数人の専門家がこの事件について語っていたが、やや残念だったのはグンゼの特許について言及していなかった点である。当方が特許を調べたきっかけは、他の紅麹製造者が30日で発酵を終えるところを小林製薬は50日かけているところに疑問を持ったからである。


ニュースに報じられた専門家の意見として発酵時間が長いので異物が入るリスクが高い、という意見が早くから出されていた。恐らく匿名技術者もこの専門家の意見の存在を知っていて、発酵段階では絶対にありえないとしたのだろう。


特許を読むと、もし窒素ガスを循環させていたとしたならば他の製造法に比べれば異物の入るリスクは激減する。それゆえ粉砕工程以降と科学的な推論を匿名技術者は展開されたのだろうと想像している。

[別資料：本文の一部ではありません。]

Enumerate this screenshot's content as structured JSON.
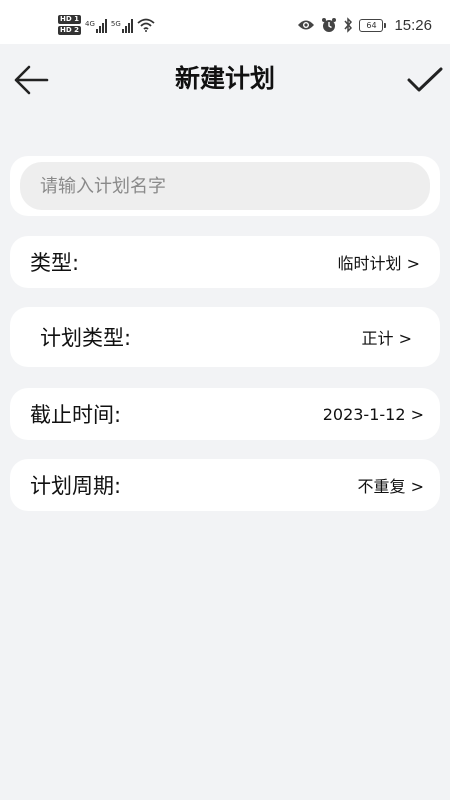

この問題は、報じられている内容から品質管理技術が稚拙だったために起きたと予想されるが、驚くのは、今回のような問題のある品質管理を行っているところが多いようだ。また、それに気がついていない企業もあるようだ。いろいろヒアリングを行って日本の品質管理技術の問題に気がついた。


品質管理技術や品質工学は弊社の得意領域であり、特にタグチメソッドはPythonを使い分かり易くご指導しております。お問い合わせください。


また、本紅麹製造技術についてご相談されたい方もお問い合わせください。今回の問題でかなり勉強をさせていただきました。


(注)小林製薬は、工場の移転を行っており、移転の理由がこの匿名者の見解にあったとすると、これまでの小林製薬の対応は不誠実である。推定が入るので詳細は述べないが、すでに死者が出ているので工場移転理由のすべてを公開すべきである。